14.11.         Enurement.  This Agreement shall enure to the benefit of the Parties’ permitted assigns.

14.12.         Amendmenents.  This Agreement may be amended or modified from time to time by a written document signed by the Licensor and the Licensee, or its permitted assigns.

14.13.     Dispute Resolution.  All disputes arising out of or in connection with this Agreement, or in respect of any defined legal relationship associated therewith or derived therefrom shall be referred to and finally resolved by arbitration under the International Commercial Arbitration Rules of Procedure of the British Columbia International Commercial Arbitration Centre.
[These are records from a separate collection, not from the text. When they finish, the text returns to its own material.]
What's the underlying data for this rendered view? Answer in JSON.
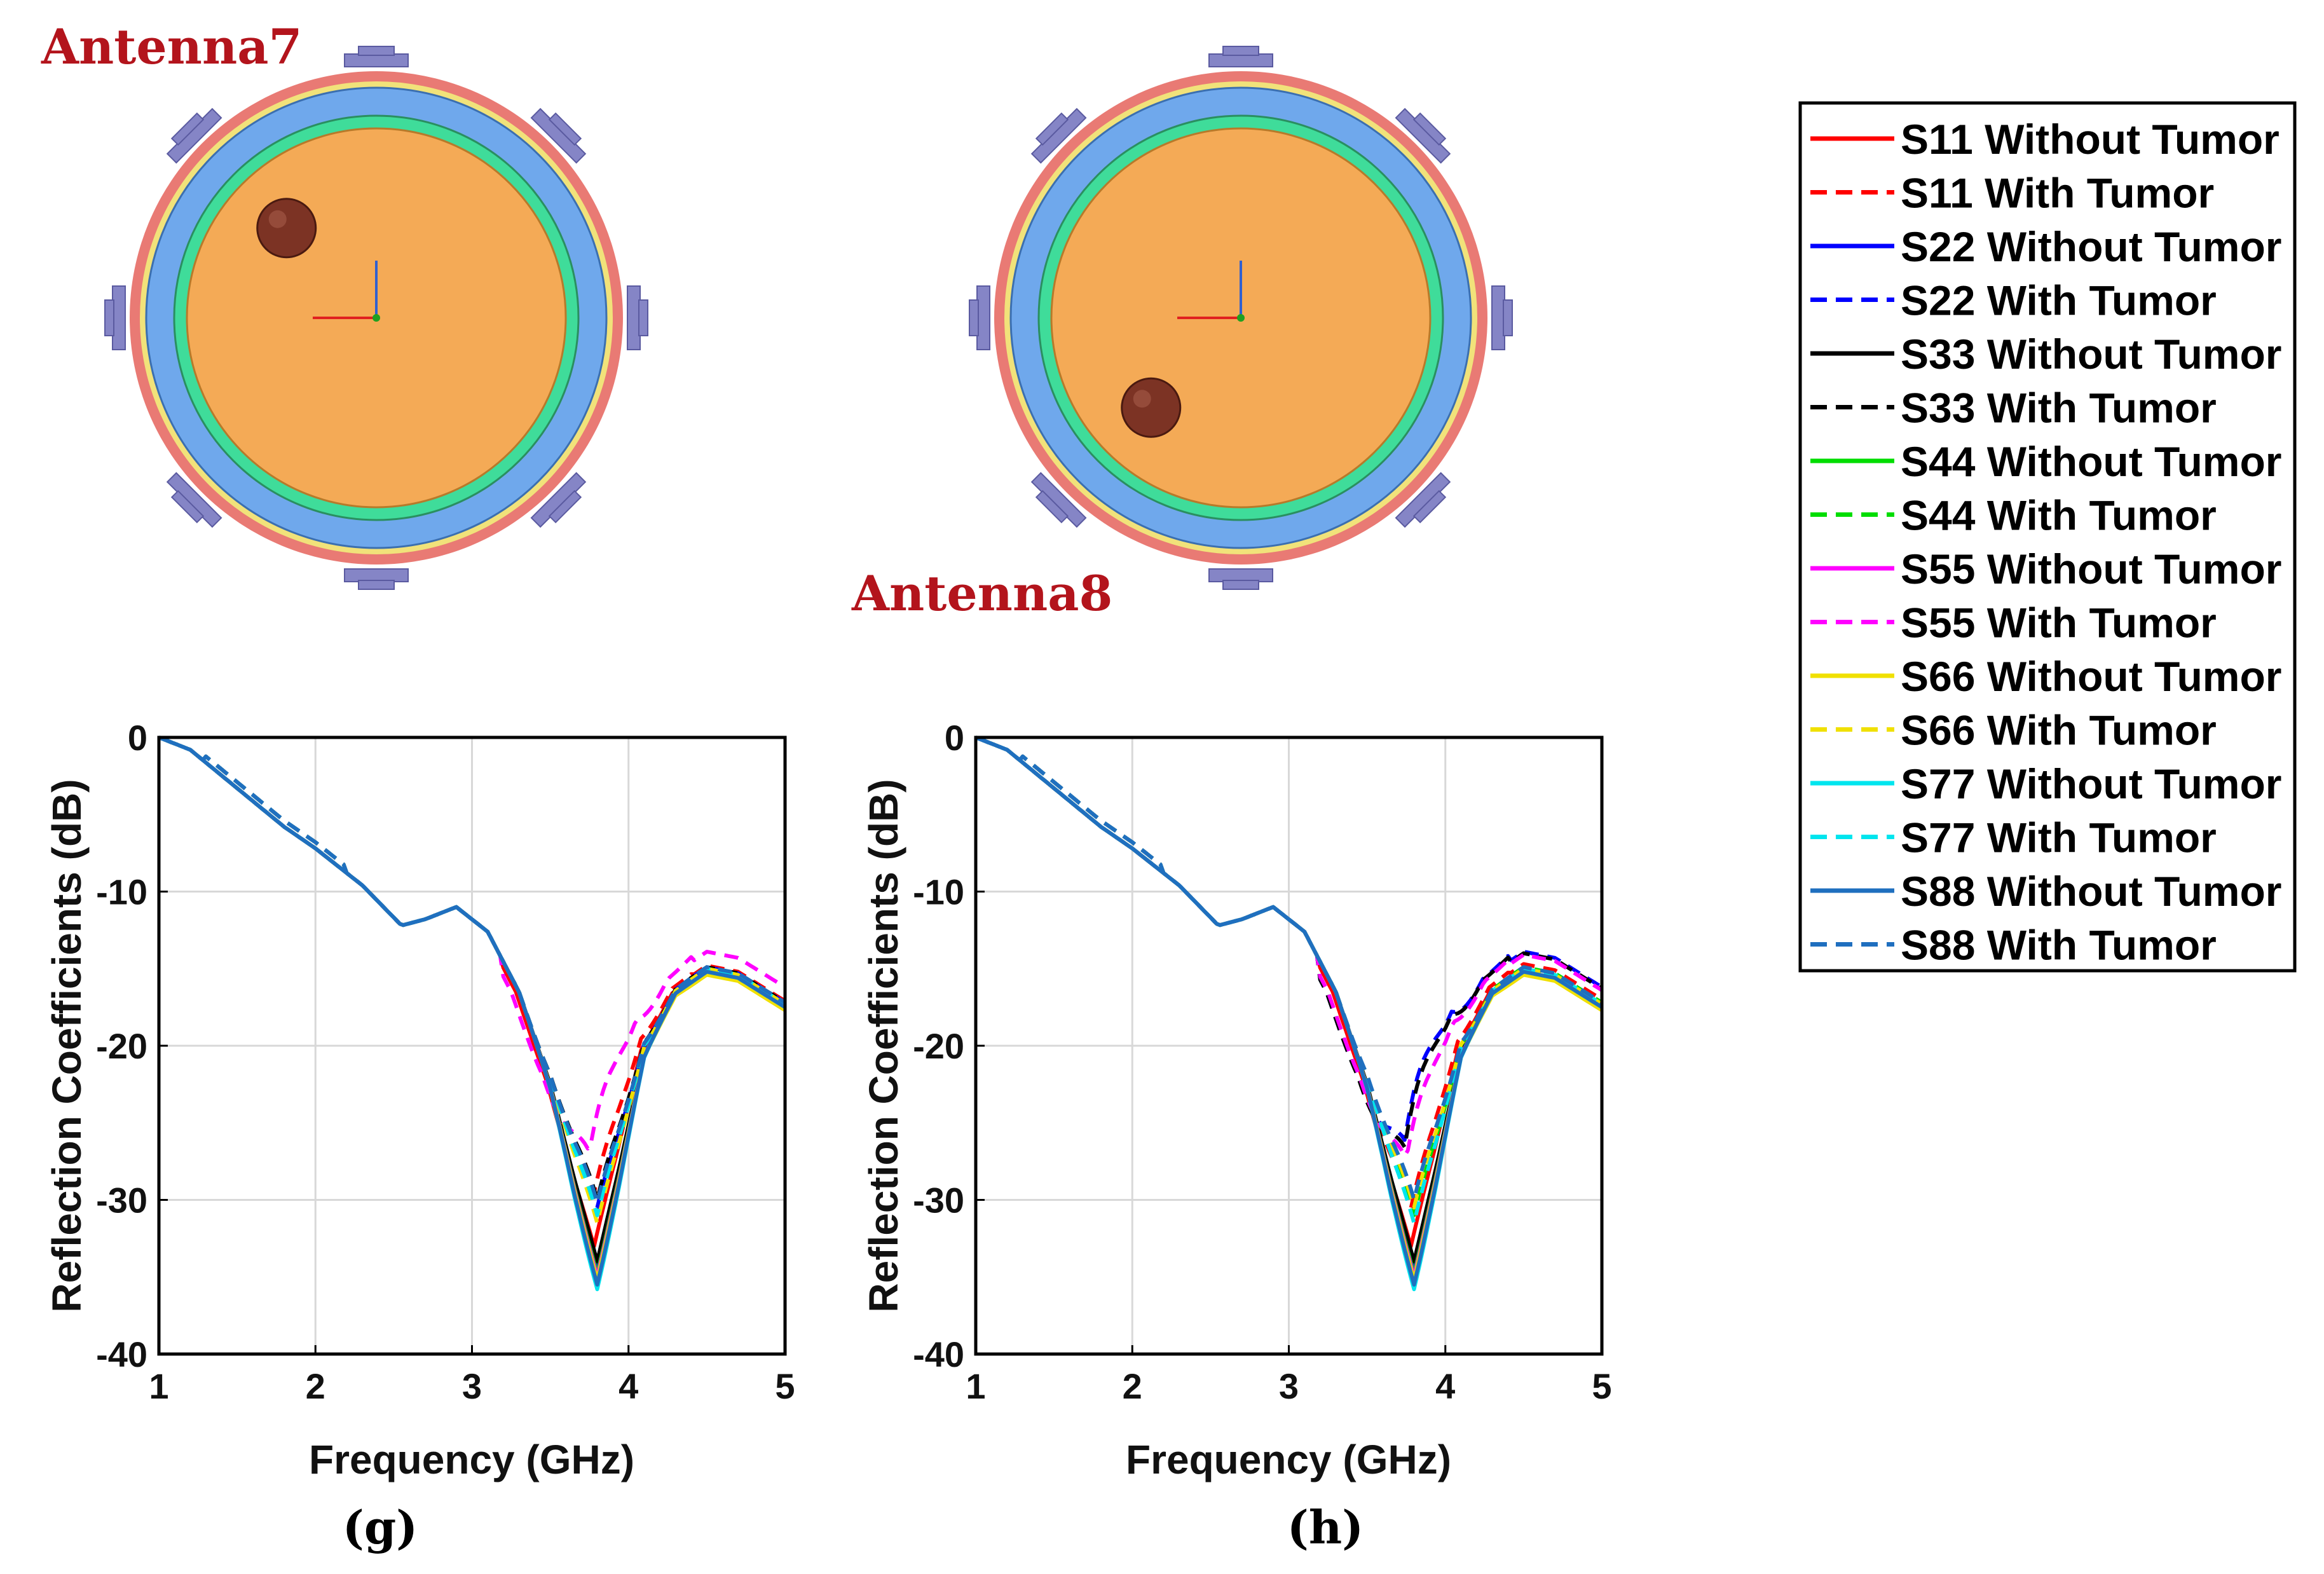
{
  "heads": [
    {
      "label": "Antenna7",
      "tumor_angle_deg": 135,
      "tumor_radius_frac": 0.62
    },
    {
      "label": "Antenna8",
      "tumor_angle_deg": 225,
      "tumor_radius_frac": 0.62
    }
  ],
  "colors": {
    "skin": "#e97a74",
    "fat": "#6fa8ec",
    "gland": "#3fdc9a",
    "tissue": "#f4aa56",
    "tumor": "#7c3324",
    "antenna": "#8585c6",
    "label": "#b3141c"
  },
  "chart_data": [
    {
      "type": "line",
      "panel": "(g)",
      "xlabel": "Frequency (GHz)",
      "ylabel": "Reflection Coefficients (dB)",
      "xlim": [
        1,
        5
      ],
      "ylim": [
        -40,
        0
      ],
      "xticks": [
        1,
        2,
        3,
        4,
        5
      ],
      "yticks": [
        0,
        -10,
        -20,
        -30,
        -40
      ],
      "grid": true,
      "base_curve": {
        "x": [
          1,
          1.2,
          1.5,
          1.8,
          2.0,
          2.3,
          2.55,
          2.7,
          2.9,
          3.1,
          3.3,
          3.5,
          3.65,
          3.8,
          3.95,
          4.1,
          4.3,
          4.5,
          4.7,
          5.0
        ],
        "y": [
          0,
          -0.8,
          -3.3,
          -5.8,
          -7.2,
          -9.6,
          -12.2,
          -11.8,
          -11.0,
          -12.6,
          -16.5,
          -22.5,
          -28.5,
          -34.0,
          -27.5,
          -20.5,
          -16.6,
          -15.2,
          -15.6,
          -17.5
        ]
      },
      "series": [
        {
          "name": "S11 Without Tumor",
          "color": "#ff0000",
          "dashed": false,
          "min": -33.0,
          "dip_shift": -0.02,
          "tail": 0.0
        },
        {
          "name": "S11 With Tumor",
          "color": "#ff0000",
          "dashed": true,
          "min": -29.5,
          "dip_shift": -0.02,
          "tail": 0.4
        },
        {
          "name": "S22 Without Tumor",
          "color": "#0000ff",
          "dashed": false,
          "min": -34.5,
          "dip_shift": 0.0,
          "tail": 0.0
        },
        {
          "name": "S22 With Tumor",
          "color": "#0000ff",
          "dashed": true,
          "min": -30.5,
          "dip_shift": 0.0,
          "tail": 0.3
        },
        {
          "name": "S33 Without Tumor",
          "color": "#000000",
          "dashed": false,
          "min": -34.0,
          "dip_shift": 0.0,
          "tail": 0.0
        },
        {
          "name": "S33 With Tumor",
          "color": "#000000",
          "dashed": true,
          "min": -30.0,
          "dip_shift": 0.0,
          "tail": 0.3
        },
        {
          "name": "S44 Without Tumor",
          "color": "#00dd00",
          "dashed": false,
          "min": -34.8,
          "dip_shift": 0.0,
          "tail": 0.0
        },
        {
          "name": "S44 With Tumor",
          "color": "#00dd00",
          "dashed": true,
          "min": -31.0,
          "dip_shift": 0.0,
          "tail": 0.2
        },
        {
          "name": "S55 Without Tumor",
          "color": "#ff00ff",
          "dashed": false,
          "min": -35.0,
          "dip_shift": 0.0,
          "tail": 0.0
        },
        {
          "name": "S55 With Tumor",
          "color": "#ff00ff",
          "dashed": true,
          "min": -26.5,
          "dip_shift": -0.05,
          "tail": 1.3
        },
        {
          "name": "S66 Without Tumor",
          "color": "#f0e000",
          "dashed": false,
          "min": -35.2,
          "dip_shift": 0.0,
          "tail": -0.2
        },
        {
          "name": "S66 With Tumor",
          "color": "#f0e000",
          "dashed": true,
          "min": -31.5,
          "dip_shift": 0.0,
          "tail": 0.2
        },
        {
          "name": "S77 Without Tumor",
          "color": "#00e5ee",
          "dashed": false,
          "min": -35.8,
          "dip_shift": 0.0,
          "tail": 0.0
        },
        {
          "name": "S77 With Tumor",
          "color": "#00e5ee",
          "dashed": true,
          "min": -31.0,
          "dip_shift": 0.0,
          "tail": 0.2
        },
        {
          "name": "S88 Without Tumor",
          "color": "#1f6fbf",
          "dashed": false,
          "min": -35.5,
          "dip_shift": 0.0,
          "tail": 0.0
        },
        {
          "name": "S88 With Tumor",
          "color": "#1f6fbf",
          "dashed": true,
          "min": -30.2,
          "dip_shift": 0.0,
          "tail": 0.3
        }
      ]
    },
    {
      "type": "line",
      "panel": "(h)",
      "xlabel": "Frequency (GHz)",
      "ylabel": "Reflection Coefficients (dB)",
      "xlim": [
        1,
        5
      ],
      "ylim": [
        -40,
        0
      ],
      "xticks": [
        1,
        2,
        3,
        4,
        5
      ],
      "yticks": [
        0,
        -10,
        -20,
        -30,
        -40
      ],
      "grid": true,
      "base_curve": {
        "x": [
          1,
          1.2,
          1.5,
          1.8,
          2.0,
          2.3,
          2.55,
          2.7,
          2.9,
          3.1,
          3.3,
          3.5,
          3.65,
          3.8,
          3.95,
          4.1,
          4.3,
          4.5,
          4.7,
          5.0
        ],
        "y": [
          0,
          -0.8,
          -3.3,
          -5.8,
          -7.2,
          -9.6,
          -12.2,
          -11.8,
          -11.0,
          -12.6,
          -16.5,
          -22.5,
          -28.5,
          -34.0,
          -27.5,
          -20.5,
          -16.6,
          -15.2,
          -15.6,
          -17.5
        ]
      },
      "series": [
        {
          "name": "S11 Without Tumor",
          "color": "#ff0000",
          "dashed": false,
          "min": -33.0,
          "dip_shift": -0.02,
          "tail": 0.0
        },
        {
          "name": "S11 With Tumor",
          "color": "#ff0000",
          "dashed": true,
          "min": -30.5,
          "dip_shift": -0.02,
          "tail": 0.5
        },
        {
          "name": "S22 Without Tumor",
          "color": "#0000ff",
          "dashed": false,
          "min": -34.5,
          "dip_shift": 0.0,
          "tail": 0.0
        },
        {
          "name": "S22 With Tumor",
          "color": "#0000ff",
          "dashed": true,
          "min": -25.5,
          "dip_shift": -0.06,
          "tail": 1.3
        },
        {
          "name": "S33 Without Tumor",
          "color": "#000000",
          "dashed": false,
          "min": -34.0,
          "dip_shift": 0.0,
          "tail": 0.0
        },
        {
          "name": "S33 With Tumor",
          "color": "#000000",
          "dashed": true,
          "min": -26.0,
          "dip_shift": -0.06,
          "tail": 1.2
        },
        {
          "name": "S44 Without Tumor",
          "color": "#00dd00",
          "dashed": false,
          "min": -34.8,
          "dip_shift": 0.0,
          "tail": 0.0
        },
        {
          "name": "S44 With Tumor",
          "color": "#00dd00",
          "dashed": true,
          "min": -31.0,
          "dip_shift": 0.0,
          "tail": 0.3
        },
        {
          "name": "S55 Without Tumor",
          "color": "#ff00ff",
          "dashed": false,
          "min": -35.0,
          "dip_shift": 0.0,
          "tail": 0.0
        },
        {
          "name": "S55 With Tumor",
          "color": "#ff00ff",
          "dashed": true,
          "min": -27.0,
          "dip_shift": -0.05,
          "tail": 1.1
        },
        {
          "name": "S66 Without Tumor",
          "color": "#f0e000",
          "dashed": false,
          "min": -35.2,
          "dip_shift": 0.0,
          "tail": -0.2
        },
        {
          "name": "S66 With Tumor",
          "color": "#f0e000",
          "dashed": true,
          "min": -30.5,
          "dip_shift": 0.0,
          "tail": 0.2
        },
        {
          "name": "S77 Without Tumor",
          "color": "#00e5ee",
          "dashed": false,
          "min": -35.8,
          "dip_shift": 0.0,
          "tail": 0.0
        },
        {
          "name": "S77 With Tumor",
          "color": "#00e5ee",
          "dashed": true,
          "min": -31.5,
          "dip_shift": 0.0,
          "tail": 0.2
        },
        {
          "name": "S88 Without Tumor",
          "color": "#1f6fbf",
          "dashed": false,
          "min": -35.5,
          "dip_shift": 0.0,
          "tail": 0.0
        },
        {
          "name": "S88 With Tumor",
          "color": "#1f6fbf",
          "dashed": true,
          "min": -30.0,
          "dip_shift": 0.0,
          "tail": 0.3
        }
      ]
    }
  ],
  "legend": {
    "items": [
      {
        "label": "S11 Without Tumor",
        "color": "#ff0000",
        "dashed": false
      },
      {
        "label": "S11 With Tumor",
        "color": "#ff0000",
        "dashed": true
      },
      {
        "label": "S22 Without Tumor",
        "color": "#0000ff",
        "dashed": false
      },
      {
        "label": "S22 With Tumor",
        "color": "#0000ff",
        "dashed": true
      },
      {
        "label": "S33 Without Tumor",
        "color": "#000000",
        "dashed": false
      },
      {
        "label": "S33 With Tumor",
        "color": "#000000",
        "dashed": true
      },
      {
        "label": "S44 Without Tumor",
        "color": "#00dd00",
        "dashed": false
      },
      {
        "label": "S44 With Tumor",
        "color": "#00dd00",
        "dashed": true
      },
      {
        "label": "S55 Without Tumor",
        "color": "#ff00ff",
        "dashed": false
      },
      {
        "label": "S55 With Tumor",
        "color": "#ff00ff",
        "dashed": true
      },
      {
        "label": "S66 Without Tumor",
        "color": "#f0e000",
        "dashed": false
      },
      {
        "label": "S66 With Tumor",
        "color": "#f0e000",
        "dashed": true
      },
      {
        "label": "S77 Without Tumor",
        "color": "#00e5ee",
        "dashed": false
      },
      {
        "label": "S77 With Tumor",
        "color": "#00e5ee",
        "dashed": true
      },
      {
        "label": "S88 Without Tumor",
        "color": "#1f6fbf",
        "dashed": false
      },
      {
        "label": "S88 With Tumor",
        "color": "#1f6fbf",
        "dashed": true
      }
    ]
  }
}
The appointing authority shall be the British Columbia International Commercial Arbitration Centre. The place of arbitration shall be Vancouver, British Columbia. All of the costs and expenses of the arbitration shall be borne equally by the parties to the dispute.  Any award rendered by the arbitrator shall be final and binding on the parties. Nothing in this Agreement shall prevent the Licensor from applying to an appropriate court in any part of the province, state, territory, or elsewhere for any injunction or other like remedy to restrain the Licensee from committing any breach or any anticipated breach of this Agreement and for consequential relief.

14.14.          Counterparts. This Agreement may be executed in one or more counterparts, each of which shall be deemed an original, but all of which taken together constitute one and the same instrument.